First, what the hell is PycURL?
Many people are confused when they hear about PycURL for the first time, but it's actually the Python version of the curl command. Just as you usually use curl to test interfaces, you can now do the same thing in Python. For example, when you want to batch test whether the proxy IP is alive or not, although it is simple to use the requests library, but when you encounter a scenario that requires fine control of network requests, PycURL is the real choice.
import pycurl
from io import BytesIO
buffer = BytesIO()
c = pycurl.Curl()
c.setopt(c.URL, 'http://ipipgo.com/checkip')
c.setopt(c.WRITEDATA, buffer)
c.perform()
print(buffer.getvalue().decode('utf-8'))
II. Putting a proxy vest on PycURL
Here's the kicker! The key to getting PycURL to go to a proxy IP is to be able to set the netting for these two parameters:CURLOPT_PROXYrespond in singingCURLOPT_PROXYUSERPWDThe first thing we recommend is to use ipipgo's proxy service. Here we recommend using ipipgo's proxy service, their family provides ready-made authentication format, directly fill in the username and password will work.
c = pycurl.Curl()
c.setopt(c.PROXY, 'proxy.ipipgo.com:9021') ipipgo's access address
c.setopt(c.PROXYUSERPWD, 'user123:pass456') Account password format
c.setopt(c.TIMEOUT, 10) It is important to set a timeout for the net.

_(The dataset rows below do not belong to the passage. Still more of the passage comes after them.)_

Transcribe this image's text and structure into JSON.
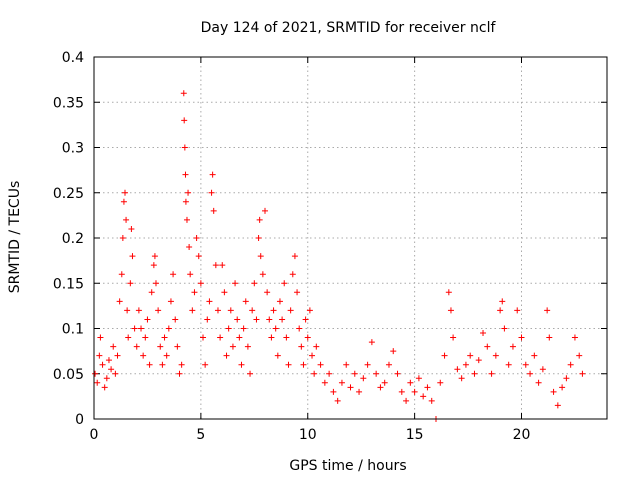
{
  "chart_data": {
    "type": "scatter",
    "title": "Day 124 of 2021, SRMTID for receiver nclf",
    "xlabel": "GPS time / hours",
    "ylabel": "SRMTID / TECUs",
    "xlim": [
      0,
      24
    ],
    "ylim": [
      0,
      0.4
    ],
    "x_ticks": [
      0,
      5,
      10,
      15,
      20
    ],
    "x_tick_labels": [
      "0",
      "5",
      "10",
      "15",
      "20"
    ],
    "y_ticks": [
      0,
      0.05,
      0.1,
      0.15,
      0.2,
      0.25,
      0.3,
      0.35,
      0.4
    ],
    "y_tick_labels": [
      "0",
      "0.05",
      "0.1",
      "0.15",
      "0.2",
      "0.25",
      "0.3",
      "0.35",
      "0.4"
    ],
    "grid": true,
    "marker": "plus",
    "marker_color": "#ff0000",
    "series": [
      {
        "name": "SRMTID",
        "points": [
          [
            0.05,
            0.05
          ],
          [
            0.15,
            0.04
          ],
          [
            0.25,
            0.07
          ],
          [
            0.3,
            0.09
          ],
          [
            0.4,
            0.06
          ],
          [
            0.5,
            0.035
          ],
          [
            0.6,
            0.045
          ],
          [
            0.7,
            0.065
          ],
          [
            0.8,
            0.055
          ],
          [
            0.9,
            0.08
          ],
          [
            1.0,
            0.05
          ],
          [
            1.1,
            0.07
          ],
          [
            1.2,
            0.13
          ],
          [
            1.3,
            0.16
          ],
          [
            1.35,
            0.2
          ],
          [
            1.4,
            0.24
          ],
          [
            1.45,
            0.25
          ],
          [
            1.5,
            0.22
          ],
          [
            1.55,
            0.12
          ],
          [
            1.6,
            0.09
          ],
          [
            1.7,
            0.15
          ],
          [
            1.75,
            0.21
          ],
          [
            1.8,
            0.18
          ],
          [
            1.9,
            0.1
          ],
          [
            2.0,
            0.08
          ],
          [
            2.1,
            0.12
          ],
          [
            2.2,
            0.1
          ],
          [
            2.3,
            0.07
          ],
          [
            2.4,
            0.09
          ],
          [
            2.5,
            0.11
          ],
          [
            2.6,
            0.06
          ],
          [
            2.7,
            0.14
          ],
          [
            2.8,
            0.17
          ],
          [
            2.85,
            0.18
          ],
          [
            2.9,
            0.15
          ],
          [
            3.0,
            0.12
          ],
          [
            3.1,
            0.08
          ],
          [
            3.2,
            0.06
          ],
          [
            3.3,
            0.09
          ],
          [
            3.4,
            0.07
          ],
          [
            3.5,
            0.1
          ],
          [
            3.6,
            0.13
          ],
          [
            3.7,
            0.16
          ],
          [
            3.8,
            0.11
          ],
          [
            3.9,
            0.08
          ],
          [
            4.0,
            0.05
          ],
          [
            4.1,
            0.06
          ],
          [
            4.2,
            0.36
          ],
          [
            4.22,
            0.33
          ],
          [
            4.25,
            0.3
          ],
          [
            4.28,
            0.27
          ],
          [
            4.3,
            0.24
          ],
          [
            4.35,
            0.22
          ],
          [
            4.4,
            0.25
          ],
          [
            4.45,
            0.19
          ],
          [
            4.5,
            0.16
          ],
          [
            4.6,
            0.12
          ],
          [
            4.7,
            0.14
          ],
          [
            4.8,
            0.2
          ],
          [
            4.9,
            0.18
          ],
          [
            5.0,
            0.15
          ],
          [
            5.1,
            0.09
          ],
          [
            5.2,
            0.06
          ],
          [
            5.3,
            0.11
          ],
          [
            5.4,
            0.13
          ],
          [
            5.5,
            0.25
          ],
          [
            5.55,
            0.27
          ],
          [
            5.6,
            0.23
          ],
          [
            5.7,
            0.17
          ],
          [
            5.8,
            0.12
          ],
          [
            5.9,
            0.09
          ],
          [
            6.0,
            0.17
          ],
          [
            6.1,
            0.14
          ],
          [
            6.2,
            0.07
          ],
          [
            6.3,
            0.1
          ],
          [
            6.4,
            0.12
          ],
          [
            6.5,
            0.08
          ],
          [
            6.6,
            0.15
          ],
          [
            6.7,
            0.11
          ],
          [
            6.8,
            0.09
          ],
          [
            6.9,
            0.06
          ],
          [
            7.0,
            0.1
          ],
          [
            7.1,
            0.13
          ],
          [
            7.2,
            0.08
          ],
          [
            7.3,
            0.05
          ],
          [
            7.4,
            0.12
          ],
          [
            7.5,
            0.15
          ],
          [
            7.6,
            0.11
          ],
          [
            7.7,
            0.2
          ],
          [
            7.75,
            0.22
          ],
          [
            7.8,
            0.18
          ],
          [
            7.9,
            0.16
          ],
          [
            8.0,
            0.23
          ],
          [
            8.1,
            0.14
          ],
          [
            8.2,
            0.11
          ],
          [
            8.3,
            0.09
          ],
          [
            8.4,
            0.12
          ],
          [
            8.5,
            0.1
          ],
          [
            8.6,
            0.07
          ],
          [
            8.7,
            0.13
          ],
          [
            8.8,
            0.11
          ],
          [
            8.9,
            0.15
          ],
          [
            9.0,
            0.09
          ],
          [
            9.1,
            0.06
          ],
          [
            9.2,
            0.12
          ],
          [
            9.3,
            0.16
          ],
          [
            9.4,
            0.18
          ],
          [
            9.5,
            0.14
          ],
          [
            9.6,
            0.1
          ],
          [
            9.7,
            0.08
          ],
          [
            9.8,
            0.06
          ],
          [
            9.9,
            0.11
          ],
          [
            10.0,
            0.09
          ],
          [
            10.1,
            0.12
          ],
          [
            10.2,
            0.07
          ],
          [
            10.3,
            0.05
          ],
          [
            10.4,
            0.08
          ],
          [
            10.6,
            0.06
          ],
          [
            10.8,
            0.04
          ],
          [
            11.0,
            0.05
          ],
          [
            11.2,
            0.03
          ],
          [
            11.4,
            0.02
          ],
          [
            11.6,
            0.04
          ],
          [
            11.8,
            0.06
          ],
          [
            12.0,
            0.035
          ],
          [
            12.2,
            0.05
          ],
          [
            12.4,
            0.03
          ],
          [
            12.6,
            0.045
          ],
          [
            12.8,
            0.06
          ],
          [
            13.0,
            0.085
          ],
          [
            13.2,
            0.05
          ],
          [
            13.4,
            0.035
          ],
          [
            13.6,
            0.04
          ],
          [
            13.8,
            0.06
          ],
          [
            14.0,
            0.075
          ],
          [
            14.2,
            0.05
          ],
          [
            14.4,
            0.03
          ],
          [
            14.6,
            0.02
          ],
          [
            14.8,
            0.04
          ],
          [
            15.0,
            0.03
          ],
          [
            15.2,
            0.045
          ],
          [
            15.4,
            0.025
          ],
          [
            15.6,
            0.035
          ],
          [
            15.8,
            0.02
          ],
          [
            16.0,
            0.0
          ],
          [
            16.2,
            0.04
          ],
          [
            16.4,
            0.07
          ],
          [
            16.6,
            0.14
          ],
          [
            16.7,
            0.12
          ],
          [
            16.8,
            0.09
          ],
          [
            17.0,
            0.055
          ],
          [
            17.2,
            0.045
          ],
          [
            17.4,
            0.06
          ],
          [
            17.6,
            0.07
          ],
          [
            17.8,
            0.05
          ],
          [
            18.0,
            0.065
          ],
          [
            18.2,
            0.095
          ],
          [
            18.4,
            0.08
          ],
          [
            18.6,
            0.05
          ],
          [
            18.8,
            0.07
          ],
          [
            19.0,
            0.12
          ],
          [
            19.1,
            0.13
          ],
          [
            19.2,
            0.1
          ],
          [
            19.4,
            0.06
          ],
          [
            19.6,
            0.08
          ],
          [
            19.8,
            0.12
          ],
          [
            20.0,
            0.09
          ],
          [
            20.2,
            0.06
          ],
          [
            20.4,
            0.05
          ],
          [
            20.6,
            0.07
          ],
          [
            20.8,
            0.04
          ],
          [
            21.0,
            0.055
          ],
          [
            21.2,
            0.12
          ],
          [
            21.3,
            0.09
          ],
          [
            21.5,
            0.03
          ],
          [
            21.7,
            0.015
          ],
          [
            21.9,
            0.035
          ],
          [
            22.1,
            0.045
          ],
          [
            22.3,
            0.06
          ],
          [
            22.5,
            0.09
          ],
          [
            22.7,
            0.07
          ],
          [
            22.85,
            0.05
          ]
        ]
      }
    ]
  }
}
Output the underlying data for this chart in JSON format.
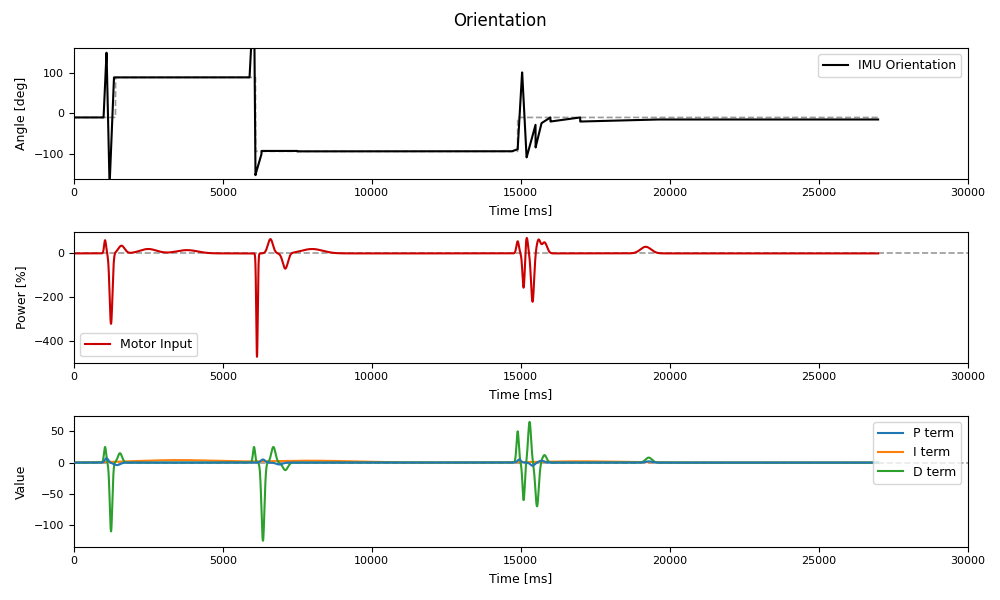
{
  "title": "Orientation",
  "xlabel": "Time [ms]",
  "subplot1_ylabel": "Angle [deg]",
  "subplot2_ylabel": "Power [%]",
  "subplot3_ylabel": "Value",
  "legend1": "IMU Orientation",
  "legend2": "Motor Input",
  "legend3_p": "P term",
  "legend3_i": "I term",
  "legend3_d": "D term",
  "imu_color": "#000000",
  "setpoint_color": "#999999",
  "motor_color": "#cc0000",
  "p_color": "#1f77b4",
  "i_color": "#ff7f0e",
  "d_color": "#2ca02c",
  "fig_width": 10.0,
  "fig_height": 6.0,
  "dpi": 100
}
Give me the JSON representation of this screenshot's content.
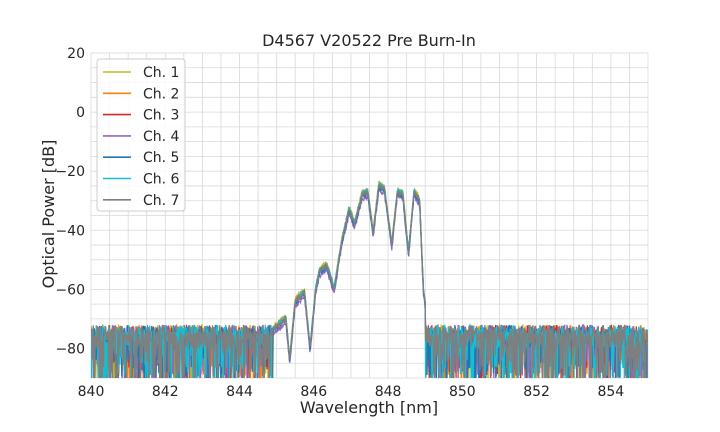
{
  "chart_data": {
    "type": "line",
    "title": "D4567 V20522 Pre Burn-In",
    "xlabel": "Wavelength [nm]",
    "ylabel": "Optical Power [dB]",
    "xlim": [
      840,
      855
    ],
    "ylim": [
      -90,
      20
    ],
    "xticks": [
      840,
      842,
      844,
      846,
      848,
      850,
      852,
      854
    ],
    "yticks": [
      20,
      0,
      -20,
      -40,
      -60,
      -80
    ],
    "xtick_labels": [
      "840",
      "842",
      "844",
      "846",
      "848",
      "850",
      "852",
      "854"
    ],
    "ytick_labels": [
      "20",
      "0",
      "−20",
      "−40",
      "−60",
      "−80"
    ],
    "grid": true,
    "legend_position": "top-left",
    "spectrum_envelope": {
      "x": [
        840.0,
        844.8,
        845.05,
        845.25,
        845.35,
        845.5,
        845.75,
        845.9,
        846.05,
        846.15,
        846.35,
        846.55,
        846.75,
        846.95,
        847.1,
        847.3,
        847.45,
        847.6,
        847.75,
        847.9,
        848.1,
        848.25,
        848.4,
        848.55,
        848.7,
        848.85,
        848.95,
        849.1,
        855.0
      ],
      "y": [
        -75,
        -75,
        -72,
        -70,
        -84,
        -64,
        -61,
        -80,
        -60,
        -54,
        -52,
        -60,
        -44,
        -33,
        -38,
        -28,
        -27,
        -41,
        -25,
        -26,
        -45,
        -27,
        -28,
        -48,
        -27,
        -30,
        -60,
        -75,
        -75
      ]
    },
    "series": [
      {
        "name": "Ch. 1",
        "color": "#bcbd22",
        "offset": 1.0
      },
      {
        "name": "Ch. 2",
        "color": "#ff7f0e",
        "offset": 0.5
      },
      {
        "name": "Ch. 3",
        "color": "#d62728",
        "offset": 0.0
      },
      {
        "name": "Ch. 4",
        "color": "#9467bd",
        "offset": -1.5
      },
      {
        "name": "Ch. 5",
        "color": "#1f77b4",
        "offset": -0.5
      },
      {
        "name": "Ch. 6",
        "color": "#17becf",
        "offset": 0.5
      },
      {
        "name": "Ch. 7",
        "color": "#7f7f7f",
        "offset": 0.0
      }
    ]
  }
}
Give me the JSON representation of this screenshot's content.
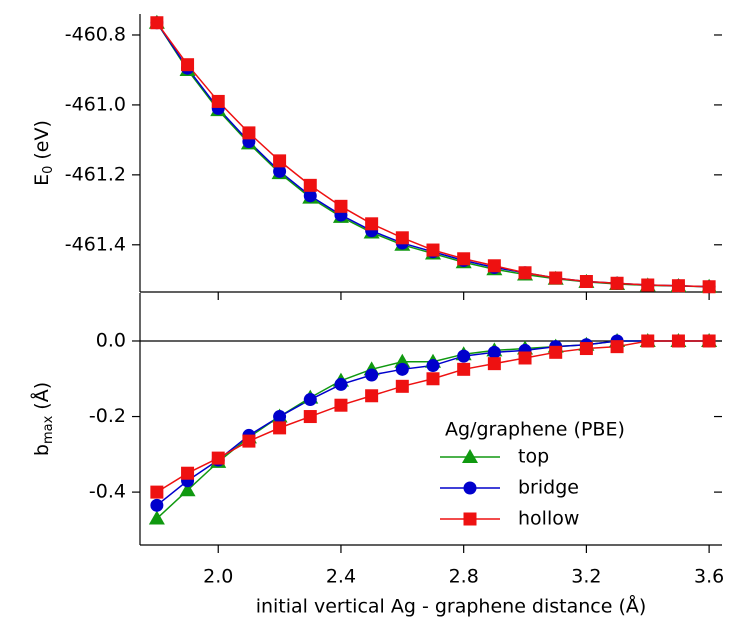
{
  "chart_data": [
    {
      "type": "line",
      "ylabel": [
        "E",
        "0",
        "(eV)"
      ],
      "ylim": [
        -461.535,
        -460.74
      ],
      "yticks": [
        -460.8,
        {
          "value": -461.0,
          "label": "-461.0"
        },
        -461.2,
        -461.4
      ],
      "series": [
        {
          "name": "top",
          "color": "#109910",
          "marker": "triangle",
          "values": [
            -460.765,
            -460.9,
            -461.015,
            -461.11,
            -461.195,
            -461.265,
            -461.32,
            -461.365,
            -461.4,
            -461.425,
            -461.45,
            -461.47,
            -461.485,
            -461.497,
            -461.506,
            -461.512,
            -461.516,
            -461.518,
            -461.52
          ]
        },
        {
          "name": "bridge",
          "color": "#0000cc",
          "marker": "circle",
          "values": [
            -460.765,
            -460.895,
            -461.01,
            -461.105,
            -461.19,
            -461.26,
            -461.315,
            -461.36,
            -461.395,
            -461.42,
            -461.445,
            -461.465,
            -461.48,
            -461.495,
            -461.505,
            -461.51,
            -461.515,
            -461.517,
            -461.52
          ]
        },
        {
          "name": "hollow",
          "color": "#ee1111",
          "marker": "square",
          "values": [
            -460.765,
            -460.885,
            -460.99,
            -461.08,
            -461.16,
            -461.23,
            -461.29,
            -461.34,
            -461.38,
            -461.415,
            -461.44,
            -461.46,
            -461.48,
            -461.495,
            -461.505,
            -461.51,
            -461.515,
            -461.517,
            -461.52
          ]
        }
      ]
    },
    {
      "type": "line",
      "xlabel": "initial vertical Ag - graphene distance (Å)",
      "ylabel": [
        "b",
        "max",
        "(Å)"
      ],
      "x": [
        1.8,
        1.9,
        2.0,
        2.1,
        2.2,
        2.3,
        2.4,
        2.5,
        2.6,
        2.7,
        2.8,
        2.9,
        3.0,
        3.1,
        3.2,
        3.3,
        3.4,
        3.5,
        3.6
      ],
      "xlim": [
        1.745,
        3.642
      ],
      "xticks": [
        {
          "value": 2.0,
          "label": "2.0"
        },
        2.4,
        2.8,
        3.2,
        3.6
      ],
      "ylim": [
        -0.54,
        0.127
      ],
      "yticks": [
        {
          "value": 0,
          "label": "0.0"
        },
        -0.2,
        -0.4
      ],
      "zero_line": true,
      "legend_title": "Ag/graphene (PBE)",
      "series": [
        {
          "name": "top",
          "color": "#109910",
          "marker": "triangle",
          "values": [
            -0.47,
            -0.395,
            -0.32,
            -0.255,
            -0.2,
            -0.15,
            -0.105,
            -0.075,
            -0.055,
            -0.055,
            -0.035,
            -0.025,
            -0.02,
            -0.015,
            -0.01,
            0,
            0,
            0,
            0
          ]
        },
        {
          "name": "bridge",
          "color": "#0000cc",
          "marker": "circle",
          "values": [
            -0.435,
            -0.37,
            -0.315,
            -0.25,
            -0.2,
            -0.155,
            -0.115,
            -0.09,
            -0.075,
            -0.065,
            -0.04,
            -0.03,
            -0.025,
            -0.015,
            -0.01,
            0,
            0,
            0,
            0
          ]
        },
        {
          "name": "hollow",
          "color": "#ee1111",
          "marker": "square",
          "values": [
            -0.4,
            -0.35,
            -0.31,
            -0.265,
            -0.23,
            -0.2,
            -0.17,
            -0.145,
            -0.12,
            -0.1,
            -0.075,
            -0.06,
            -0.045,
            -0.03,
            -0.02,
            -0.015,
            0,
            0,
            0
          ]
        }
      ]
    }
  ]
}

Three major pitfalls of commissioning agents
Newbies often encounter these moths:
1. proxy address written on the wrong port (ipipgo's port starts with 9021)
2. forget to open the proxy authentication (must set PROXYUSERPWD)
3. did not deal with SSL certificate issues (add this line c.setopt(c.SSL_VERIFYPEER, 0))
Fourth, the actual combat: with ipipgo agent batch speed test
Here's a code template for a real scenario to check the responsiveness of a proxy IP:
def test_proxy_speed():
c = pycurl.Curl()
c.setopt(c.URL, 'http://speedtest.ipipgo.com')
c.setopt(c.PROXY, 'proxy.ipipgo.com:9021')
c.setopt(c.PROXYUSERPWD, 'user:pass')
Focus on logging time metrics
c.setopt(c.TIMEOUT, 15)
c.setopt(c.NOSIGNAL, 1)
try.
start = time.time()
c.perform()
return time.time() - start
except pycurl.error as e: print(f 'Hanging!
print(f 'Hanging! Error code: {e.args[0]}')
finally.
c.close()
V. QA session: what you might ask
Q: What should I do if the agent often fails to connect?
A: First check whether the account status is normal, ipipgo background can see real-time usage. Then try to switch the access area, sometimes a node temporary maintenance.
Q:Downloading large files is always interrupted?
A: Remember to setCURLOPT_LOW_SPEED_LIMITrespond in singingCURLOPT_LOW_SPEED_TIME, avoiding network fluctuation miscalculations.
Q: How do I get the proxy IP currently in use?
A: The X-Real-IP header returned to http://echo.ipipgo.com发请求 is the actual exit IP.
Six, cold skills: connection pool optimization
Remember to reuse Curl objects when using proxies at high frequency. It has been tested that using connection pooling can increase the speed by 3 times:
from threading import Lock
class CurlPool.
def __init__(self, size=5).
self.pool = [pycurl.Curl() for _ in range(size)]
self.lock = Lock()
def get_curl(self): with self.lock: [pycurl.
with self.lock: return self.pool.
return self.pool.pop()
def release(self, curl): with self.lock: return self.pool.pop()
curl.reset() Key step! Empty the state of the last request
self.pool.append(curl)
Lastly, I'd like to emphasize the quality of IPs when choosing a proxy service provider. The ones with automatic IP rotation like ipipgo are less likely to be banned when doing crawler projects. they also provide Python SDK, which is more convenient than using PycURL naked, so newbies can try it.